BERLINER MORGENPOST: Kommentar zum Elterngeld-Vorstoß der FDP

Lieben auch Sie die neuen Väter? Herzerwärmend
sehen sie aus, wenn sie tagsüber Kinderwagen durch Berlin schieben.
Männer, die gestern noch ins Büro gingen und heute Windeln wechseln.
Sie lächeln und bespaßen ihr Baby – dank Elterngeld. Eine „aktivere
Vaterschaft“ werde damit befördert, erklärt das
Bundesfamilienministerium. Willkommen in der heilen Welt Deutschland.
Papa und Mama – sie teilen sich ganz gerecht die Kinderziehung. Das
ist natürlich Blödsinn. Denn geteilt wird die Erziehung weiterhin
nicht. Über 70 Prozent der Väter, die aus festen, gut bezahlten Jobs
kommen, gönnen sich lediglich zwei Monate bezahlte Elternpause – oder
nennen wir es gleich beim Namen: Urlaub. Wann? Viele gleich nach
Geburt des Kindes. Warum? Weil dann die Frau auch garantiert daheim
ist – für sie gilt in den ersten acht Wochen der Mutterschutz. Von
wegen geteilte Erziehung: Beide Eltern sind zu Hause und gönnen sich
nette acht Wochen. Danach geht er wieder arbeiten, und sie bleibt
zurück mit dem Kind – die klassische Rollenteilung. Den ganzen Spaß
lassen wir uns allein in diesem Jahr 4,48 Milliarden Euro kosten.

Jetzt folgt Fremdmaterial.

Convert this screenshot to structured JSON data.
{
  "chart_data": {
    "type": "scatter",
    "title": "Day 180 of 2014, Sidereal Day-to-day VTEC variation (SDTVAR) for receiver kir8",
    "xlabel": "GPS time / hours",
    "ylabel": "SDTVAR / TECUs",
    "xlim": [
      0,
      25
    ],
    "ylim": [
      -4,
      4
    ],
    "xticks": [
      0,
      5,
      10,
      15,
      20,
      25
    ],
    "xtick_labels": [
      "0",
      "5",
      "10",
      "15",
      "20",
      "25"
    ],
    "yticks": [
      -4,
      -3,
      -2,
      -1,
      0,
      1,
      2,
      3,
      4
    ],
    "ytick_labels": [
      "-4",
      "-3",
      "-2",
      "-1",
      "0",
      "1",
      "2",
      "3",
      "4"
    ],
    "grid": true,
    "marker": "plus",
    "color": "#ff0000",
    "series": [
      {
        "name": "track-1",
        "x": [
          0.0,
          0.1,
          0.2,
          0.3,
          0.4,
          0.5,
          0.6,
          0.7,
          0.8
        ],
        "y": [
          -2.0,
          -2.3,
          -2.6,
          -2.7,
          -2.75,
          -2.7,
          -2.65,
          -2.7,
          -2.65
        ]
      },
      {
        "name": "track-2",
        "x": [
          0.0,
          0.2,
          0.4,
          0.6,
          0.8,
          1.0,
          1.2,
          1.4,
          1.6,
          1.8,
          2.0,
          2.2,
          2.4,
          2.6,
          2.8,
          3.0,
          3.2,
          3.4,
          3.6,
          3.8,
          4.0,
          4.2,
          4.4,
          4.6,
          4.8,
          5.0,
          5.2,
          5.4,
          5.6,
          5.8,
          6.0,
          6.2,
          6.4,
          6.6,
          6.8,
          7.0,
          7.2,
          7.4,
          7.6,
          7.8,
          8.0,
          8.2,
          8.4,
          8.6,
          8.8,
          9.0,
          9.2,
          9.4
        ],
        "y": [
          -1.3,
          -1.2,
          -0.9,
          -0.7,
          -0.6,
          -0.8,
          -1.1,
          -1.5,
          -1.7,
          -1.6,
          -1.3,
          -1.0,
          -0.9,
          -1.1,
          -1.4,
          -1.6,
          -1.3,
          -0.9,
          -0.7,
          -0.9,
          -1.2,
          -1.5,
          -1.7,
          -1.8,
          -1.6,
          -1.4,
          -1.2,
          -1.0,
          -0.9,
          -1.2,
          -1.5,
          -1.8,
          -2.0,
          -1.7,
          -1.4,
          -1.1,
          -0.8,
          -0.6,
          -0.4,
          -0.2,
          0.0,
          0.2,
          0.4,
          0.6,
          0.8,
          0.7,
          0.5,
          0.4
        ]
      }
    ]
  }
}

Sagenhafte zwei Drittel des Etats des Familienministeriums. Zuviel
Geld in Krisenzeiten – das finden alle. Also muss gespart werden. Die
Hartz-IV-Empfänger werden bald kein Elterngeld mehr erhalten. Und nun
fordert die FDP, dass auch alle anderen Nicht-Berufstätigen vom
300-Euro-Sockelbetrag ausgeschlossen werden. Ach ja, gedeckelt werden
soll es, geht es nach den Liberalen, auch – auf höchstens 1500 Euro
im Monat. Nur vom Abschaffen redet keiner. Das Elterngeld gilt
schließlich als Erfolg der CDU. Es hat Ministerin Ursula von der
Leyen populär gemacht. Viel Populäres hat die Regierungspartei ja
sonst nicht vorzuweisen. Und doch: Abschaffen wäre richtig.
Elterngeld – das ist ein Luxus, den man sich leisten kann, wenn die
Wirtschaft gut läuft. Dann kann man den Männern den Kurztrip ins
Familienleben finanzieren. Weil der Staat hofft, damit die Mentalität
seiner Bürger zu ändern (was, nebenbei gesagt, nicht seine Aufgabe
ist): Papa soll erkennen, wie toll Kinder sind. Und danach? Arbeitet
er so viel wie zuvor, verschwindet bis spätabends und am Wochenende
im Büro. Dort hat er hübsche Familienfotos aufgestellt: Er und sie
und das Baby – ein Feriengruß aus der Elternzeit. Und zu seinen
Kollegen sagt er stolz: Stellt Euch vor, ich habe Windeln gewechselt.
Acht Wochen lang! Währenddessen melden Kommunen Konkurs an. In
Turnhallen regnet es rein. Überall fehlen Lehrer, Erzieher,
Kindergärtner. Die Bundeswehr kämpft mit altertümlicher Ausstattung,
der Autofahrer mit tiefen Schlaglöchern. An allen Ecken und Ende
fehlt das Geld. Deutschland ist ein hoch verschuldetes Land. Ein vom
Staat üppig finanzierter Familienurlaub ist auf absehbare Zeit
einfach nicht drin. Je schneller wir diesen teuren Unsinn beenden,
desto besser.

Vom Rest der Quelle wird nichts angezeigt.